If I were a young Catholic, wondering how to spend my life productively, I’d think long and hard about remaining connected to a religious group that plays these kinds of games. And then wants us to believe they’re holy games. If I were a young Catholic with talent, something to offer the world and communities of faith, an interest in healthy, loving relationships, I think I’d be inclined just to accept the verdict of Mr. Allen and Mr. Ivereigh, of National Catholic Reporter and America, who provide a voice for them but not for LGBT Catholics, and I’d run like hell.
Towards love, health, a productive life, and away from the immoral nonsense.

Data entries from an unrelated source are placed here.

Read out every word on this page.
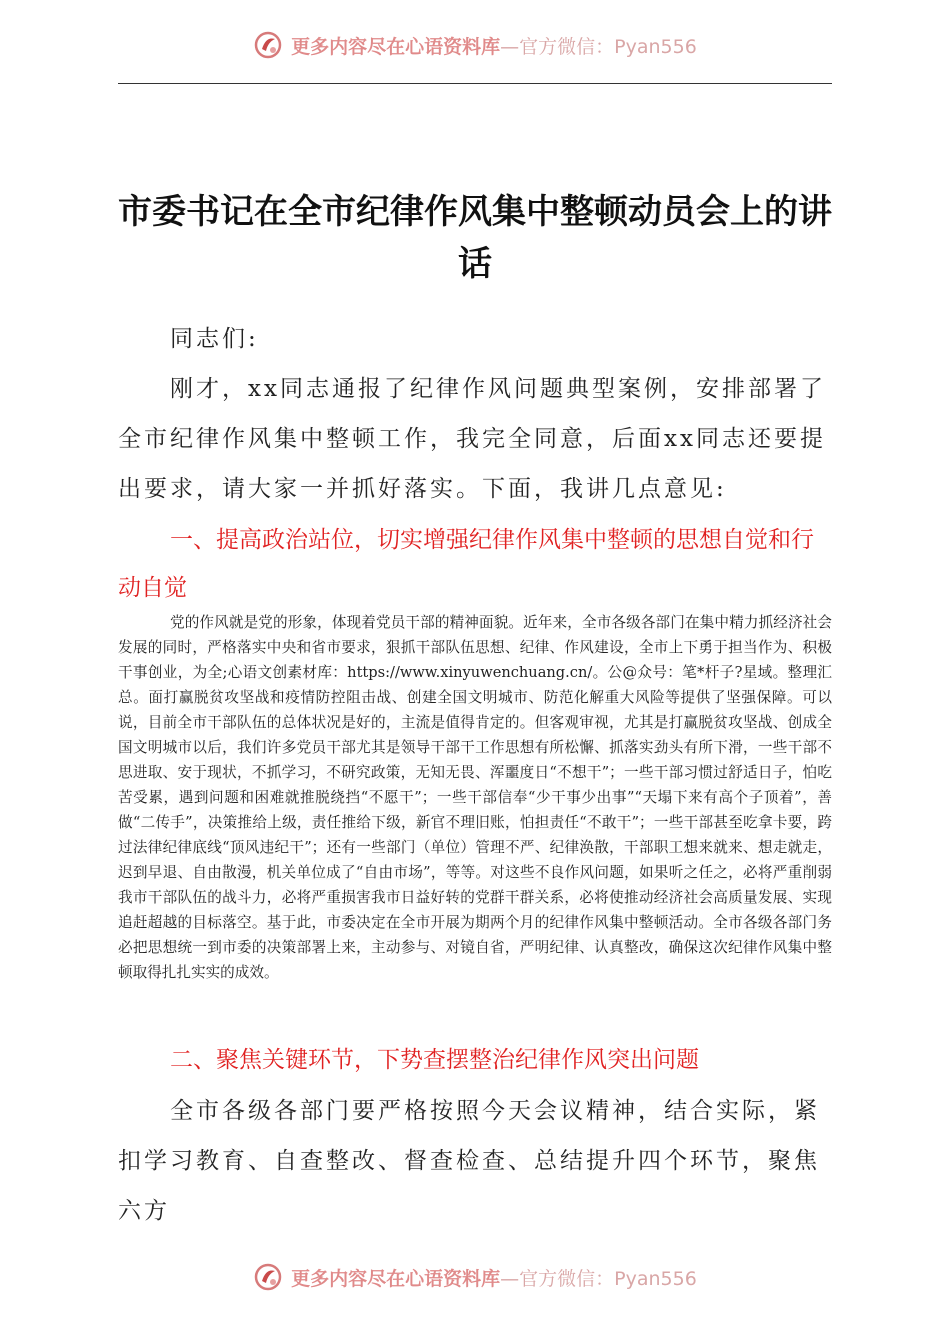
更多内容尽在心语资料库—官方微信：Pyan556
市委书记在全市纪律作风集中整顿动员会上的讲话

同志们:

刚才，xx同志通报了纪律作风问题典型案例，安排部署了全市纪律作风集中整顿工作，我完全同意，后面xx同志还要提出要求，请大家一并抓好落实。下面，我讲几点意见:

一、提高政治站位，切实增强纪律作风集中整顿的思想自觉和行动自觉

党的作风就是党的形象，体现着党员干部的精神面貌。近年来，全市各级各部门在集中精力抓经济社会发展的同时，严格落实中央和省市要求，狠抓干部队伍思想、纪律、作风建设，全市上下勇于担当作为、积极干事创业，为全;心语文创素材库：https://www.xinyuwenchuang.cn/。公@众号：笔*杆子?星域。整理汇总。面打赢脱贫攻坚战和疫情防控阻击战、创建全国文明城市、防范化解重大风险等提供了坚强保障。可以说，目前全市干部队伍的总体状况是好的，主流是值得肯定的。但客观审视，尤其是打赢脱贫攻坚战、创成全国文明城市以后，我们许多党员干部尤其是领导干部干工作思想有所松懈、抓落实劲头有所下滑，一些干部不思进取、安于现状，不抓学习，不研究政策，无知无畏、浑噩度日“不想干”；一些干部习惯过舒适日子，怕吃苦受累，遇到问题和困难就推脱绕挡“不愿干”；一些干部信奉“少干事少出事”“天塌下来有高个子顶着”，善做“二传手”，决策推给上级，责任推给下级，新官不理旧账，怕担责任“不敢干”；一些干部甚至吃拿卡要，跨过法律纪律底线“顶风违纪干”；还有一些部门（单位）管理不严、纪律涣散，干部职工想来就来、想走就走，迟到早退、自由散漫，机关单位成了“自由市场”，等等。对这些不良作风问题，如果听之任之，必将严重削弱我市干部队伍的战斗力，必将严重损害我市日益好转的党群干群关系，必将使推动经济社会高质量发展、实现追赶超越的目标落空。基于此，市委决定在全市开展为期两个月的纪律作风集中整顿活动。全市各级各部门务必把思想统一到市委的决策部署上来，主动参与、对镜自省，严明纪律、认真整改，确保这次纪律作风集中整顿取得扎扎实实的成效。

二、聚焦关键环节，下势查摆整治纪律作风突出问题

全市各级各部门要严格按照今天会议精神，结合实际，紧扣学习教育、自查整改、督查检查、总结提升四个环节，聚焦六方

更多内容尽在心语资料库—官方微信：Pyan556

*As I noted yesterday, John Allen puts the number of protesters in London in the range of 10,000 to 15,000. Police estimates of the crowd I’ve seen online confirm those figures. It’s curious that Ivereigh wants to talk here about a crowd of 6,000—and this echoes a claim he has made in a previous posting about the protesters on the America blog, in which he says that “a few thousand” marchers turned out in London to protest the papal visit.
P.S. Do any readers of the blog know why the Ekklesia website to which I linked in my previous posting went down today? I suspect there’s some story here. Update: it's back up this morning, 9/20.
P.S. Do any readers of the blog know why the Ekklesia website to which I linked in my previous posting went down today? I suspect there’s some story here. Update: it's back up this morning, 9/20.